Terminata con ottimi risultati la Terza, il direttore, anche su suggerimento del fratello voleva mettermi al lavoro, in qualcuno dei rudimentali laboratori o botteghe: sartoria, cui si dedicavano di preferenza gli sciancatelli, ce n'era più di uno; calzoleria con Checco, falegnameria, prima con Giuseppe, padre di don Negri, poi con Damiani. C'era il fabbro con un solo apprendista.
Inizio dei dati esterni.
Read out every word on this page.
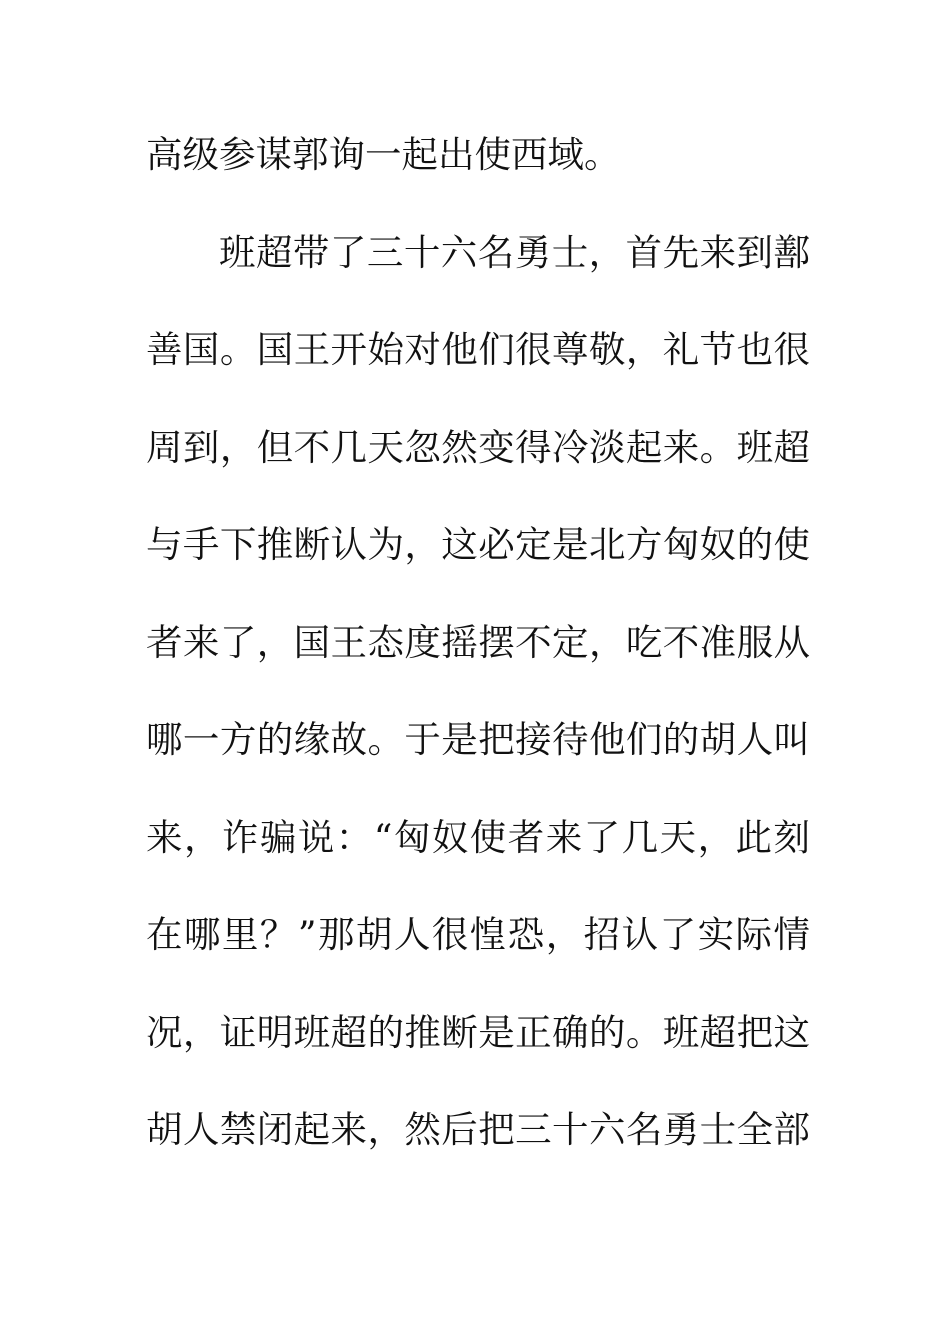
高级参谋郭询一起出使西域。
班超带了三十六名勇士，首先来到鄯
善国。国王开始对他们很尊敬，礼节也很
周到，但不几天忽然变得冷淡起来。班超
与手下推断认为，这必定是北方匈奴的使
者来了，国王态度摇摆不定，吃不准服从
哪一方的缘故。于是把接待他们的胡人叫
来，诈骗说：“匈奴使者来了几天，此刻
在哪里？”那胡人很惶恐，招认了实际情
况，证明班超的推断是正确的。班超把这
胡人禁闭起来，然后把三十六名勇士全部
Ottenuto, a fatica, anche con l'intervento del Vescovo, il permesso d'impiantare una tipografia: macchinario e materiale di compositoria, strutturando dei rustici vicino al campanile, ne uscì un'aula, proprio con l'entrata dal campanile, adatta per una IV elementare. Richiesto, preferii la scuola.
1923-1924 IV elementare. Maestra la sig.na Giovanna Caliendo, di Ferentino. Forse era il suo primo incarico. Spendo una parola per lei, aprendo una parentesi. Con la sig.na, poi Signora Caliendo ebbi in seguito alcuni incontri. Il primo quando scesi a Ferentino nel 1938 per celebrarvi una delle prime Messe dopo l'or- dinazione sacerdotale del 24 settembre 1938. Dopo molti anni, durante le celebrazioni per l'80° della Casa 1908-1988 e il 40° della Parrocchia, parlando in salone agli alunni del plesso scolastico, da un nipote o pronipote presente, seppi che la Caliendo era vegeta e viva a Roma. Avuto indirizzo e telefono la rintracciai - abitava nella zona di Montesacro - e combinammo un incontro e un bel pranzetto insieme. Saputo poi della morte, ne suf- fragai l'anima con una S. Messa.